Notes on Fine-Tuning a Multi-Modal Large Language Model Using SFTTrainer (Taking LLaVa-1.5 as an Example)

Last Updated on 2024-10-08 by Clay

A multi-modal large language model (Multi-Modal Large Language Model) isn’t limited to text only. I know this might sound contradictory, but this is a term that has become widely accepted. What I want to document today is how to fine-tune a multi-modal model using a script.

Currently, after testing, the simplest way is still using HuggingFace's TRL framework, specifically the SFTTrainer(). After all, a basic multi-modal model essentially allows you to input 'image information' in addition to text so that the language model can generate text. In other words, as long as we can process the image input mapping properly, everything else—language model, cross-entropy loss function, etc.—remains the same.

I thought I had already written a note on fine-tuning a pure language model: Supervised Fine-tuning Trainer (SFTTrainer) Training Notes. You can consider this post as an extension of that one, introducing a simple script for training a multi-modal model.

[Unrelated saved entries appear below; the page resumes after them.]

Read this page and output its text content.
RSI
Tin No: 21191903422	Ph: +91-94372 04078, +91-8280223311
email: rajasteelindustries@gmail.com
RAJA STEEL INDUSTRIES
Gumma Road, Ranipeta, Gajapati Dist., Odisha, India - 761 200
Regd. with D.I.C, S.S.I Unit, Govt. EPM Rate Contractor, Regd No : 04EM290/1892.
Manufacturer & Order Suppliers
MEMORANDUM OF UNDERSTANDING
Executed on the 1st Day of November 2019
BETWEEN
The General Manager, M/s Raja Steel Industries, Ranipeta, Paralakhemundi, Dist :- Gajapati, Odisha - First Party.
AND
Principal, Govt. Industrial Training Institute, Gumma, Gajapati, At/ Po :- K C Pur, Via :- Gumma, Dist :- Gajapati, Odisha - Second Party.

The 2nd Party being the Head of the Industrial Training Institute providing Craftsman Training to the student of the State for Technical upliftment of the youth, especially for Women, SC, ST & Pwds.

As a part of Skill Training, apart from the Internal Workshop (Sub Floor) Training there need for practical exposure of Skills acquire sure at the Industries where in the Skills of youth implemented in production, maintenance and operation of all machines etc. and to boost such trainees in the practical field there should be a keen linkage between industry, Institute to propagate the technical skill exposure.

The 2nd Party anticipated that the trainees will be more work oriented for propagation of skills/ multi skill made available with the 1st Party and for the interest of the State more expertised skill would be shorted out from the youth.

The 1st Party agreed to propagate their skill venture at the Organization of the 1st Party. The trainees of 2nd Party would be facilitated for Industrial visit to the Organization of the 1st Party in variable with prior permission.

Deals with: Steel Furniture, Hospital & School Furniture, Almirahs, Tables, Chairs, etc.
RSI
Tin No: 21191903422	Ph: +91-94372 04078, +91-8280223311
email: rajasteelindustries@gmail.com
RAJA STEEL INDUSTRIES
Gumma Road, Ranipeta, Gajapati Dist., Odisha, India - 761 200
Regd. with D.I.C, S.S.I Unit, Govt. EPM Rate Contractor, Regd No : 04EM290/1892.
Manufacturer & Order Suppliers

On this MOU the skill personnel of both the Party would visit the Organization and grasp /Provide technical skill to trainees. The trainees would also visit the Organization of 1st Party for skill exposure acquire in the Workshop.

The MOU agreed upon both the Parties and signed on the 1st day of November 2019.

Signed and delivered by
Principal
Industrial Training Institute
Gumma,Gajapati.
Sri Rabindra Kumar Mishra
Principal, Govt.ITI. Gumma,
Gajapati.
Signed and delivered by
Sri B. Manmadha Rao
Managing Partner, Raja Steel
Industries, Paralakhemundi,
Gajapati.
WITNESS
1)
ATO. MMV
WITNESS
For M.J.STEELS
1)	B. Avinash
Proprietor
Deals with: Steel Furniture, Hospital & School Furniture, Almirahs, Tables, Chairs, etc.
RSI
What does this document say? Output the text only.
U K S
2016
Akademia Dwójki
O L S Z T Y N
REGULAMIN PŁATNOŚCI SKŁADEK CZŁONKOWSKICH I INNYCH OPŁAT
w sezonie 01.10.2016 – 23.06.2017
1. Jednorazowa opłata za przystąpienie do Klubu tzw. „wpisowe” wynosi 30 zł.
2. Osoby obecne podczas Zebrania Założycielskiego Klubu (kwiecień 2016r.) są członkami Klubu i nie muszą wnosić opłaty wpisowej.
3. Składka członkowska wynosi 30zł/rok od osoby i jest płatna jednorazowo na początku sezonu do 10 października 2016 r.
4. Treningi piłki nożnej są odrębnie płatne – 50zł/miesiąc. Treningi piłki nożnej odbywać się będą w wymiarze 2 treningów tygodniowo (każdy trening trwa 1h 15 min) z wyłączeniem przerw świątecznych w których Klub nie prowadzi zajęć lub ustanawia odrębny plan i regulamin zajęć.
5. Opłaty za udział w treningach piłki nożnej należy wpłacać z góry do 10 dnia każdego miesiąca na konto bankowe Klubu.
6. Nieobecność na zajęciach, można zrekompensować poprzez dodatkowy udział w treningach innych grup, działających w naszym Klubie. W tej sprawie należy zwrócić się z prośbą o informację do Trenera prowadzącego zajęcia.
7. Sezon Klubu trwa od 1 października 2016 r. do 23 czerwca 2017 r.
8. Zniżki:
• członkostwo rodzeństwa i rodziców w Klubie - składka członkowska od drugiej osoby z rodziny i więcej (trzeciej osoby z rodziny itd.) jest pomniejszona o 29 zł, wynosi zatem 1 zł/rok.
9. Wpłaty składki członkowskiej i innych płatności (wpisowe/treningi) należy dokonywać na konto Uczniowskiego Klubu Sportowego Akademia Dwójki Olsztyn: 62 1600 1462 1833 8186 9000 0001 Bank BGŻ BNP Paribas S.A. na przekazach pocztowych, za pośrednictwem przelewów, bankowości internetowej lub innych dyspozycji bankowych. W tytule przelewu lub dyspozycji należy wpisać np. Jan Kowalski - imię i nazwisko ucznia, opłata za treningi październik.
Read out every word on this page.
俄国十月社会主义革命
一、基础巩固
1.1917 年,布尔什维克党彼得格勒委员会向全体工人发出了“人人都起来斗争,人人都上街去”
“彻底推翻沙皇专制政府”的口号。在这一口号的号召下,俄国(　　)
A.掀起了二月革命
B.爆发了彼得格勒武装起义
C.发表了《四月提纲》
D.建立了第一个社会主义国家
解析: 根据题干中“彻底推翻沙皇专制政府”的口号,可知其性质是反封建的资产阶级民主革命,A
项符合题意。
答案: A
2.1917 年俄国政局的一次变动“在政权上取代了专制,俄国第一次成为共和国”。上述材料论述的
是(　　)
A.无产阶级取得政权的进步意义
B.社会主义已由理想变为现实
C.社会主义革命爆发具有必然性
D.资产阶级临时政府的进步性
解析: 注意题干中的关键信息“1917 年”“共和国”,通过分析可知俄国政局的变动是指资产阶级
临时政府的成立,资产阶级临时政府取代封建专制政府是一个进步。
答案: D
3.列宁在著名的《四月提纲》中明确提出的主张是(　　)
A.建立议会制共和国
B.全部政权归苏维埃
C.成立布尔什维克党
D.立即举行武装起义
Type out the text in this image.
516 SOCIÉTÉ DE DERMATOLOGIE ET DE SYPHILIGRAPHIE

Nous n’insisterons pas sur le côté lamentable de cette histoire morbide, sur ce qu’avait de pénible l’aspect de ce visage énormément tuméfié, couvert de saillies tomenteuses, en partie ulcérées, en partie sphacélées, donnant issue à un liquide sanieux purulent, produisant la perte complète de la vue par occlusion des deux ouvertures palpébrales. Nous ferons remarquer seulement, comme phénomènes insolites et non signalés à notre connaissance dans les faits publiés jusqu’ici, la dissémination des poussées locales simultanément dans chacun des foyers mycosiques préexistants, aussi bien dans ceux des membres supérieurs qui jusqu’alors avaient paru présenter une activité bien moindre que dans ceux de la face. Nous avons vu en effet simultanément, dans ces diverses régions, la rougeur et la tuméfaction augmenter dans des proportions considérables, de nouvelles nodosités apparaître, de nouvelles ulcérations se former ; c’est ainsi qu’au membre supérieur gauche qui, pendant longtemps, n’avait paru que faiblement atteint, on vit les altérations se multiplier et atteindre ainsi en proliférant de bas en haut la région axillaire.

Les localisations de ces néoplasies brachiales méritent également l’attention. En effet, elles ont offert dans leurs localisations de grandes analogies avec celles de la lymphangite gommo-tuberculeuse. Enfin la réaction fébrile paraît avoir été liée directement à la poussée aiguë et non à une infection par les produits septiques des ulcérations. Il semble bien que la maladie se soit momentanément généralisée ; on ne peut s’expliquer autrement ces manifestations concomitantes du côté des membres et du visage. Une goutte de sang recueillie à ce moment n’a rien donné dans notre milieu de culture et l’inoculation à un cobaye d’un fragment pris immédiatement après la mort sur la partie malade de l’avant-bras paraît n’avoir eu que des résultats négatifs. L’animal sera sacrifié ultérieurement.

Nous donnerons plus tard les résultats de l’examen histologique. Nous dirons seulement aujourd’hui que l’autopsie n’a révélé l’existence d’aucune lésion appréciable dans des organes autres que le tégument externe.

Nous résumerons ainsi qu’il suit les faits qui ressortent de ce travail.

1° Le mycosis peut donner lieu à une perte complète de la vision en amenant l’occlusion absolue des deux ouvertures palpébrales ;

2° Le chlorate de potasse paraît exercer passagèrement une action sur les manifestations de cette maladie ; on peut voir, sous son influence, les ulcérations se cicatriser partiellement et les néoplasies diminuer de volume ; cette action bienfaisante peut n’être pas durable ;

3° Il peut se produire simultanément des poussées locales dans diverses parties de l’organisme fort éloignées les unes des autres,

As for practical applications of fine-tuning a multi-modal model, I’m currently most interested in parsing table images. Ideally, it should generate usable Markdown syntax with the model’s annotations for columns, rows, and values, allowing me to handle images of various table formats (though I'm still in the stage of collecting training data).

Data Format

First, let’s confirm what the training data should look like. Here, we're loading the dataset used for fine-tuning LLaVa from Huggingface.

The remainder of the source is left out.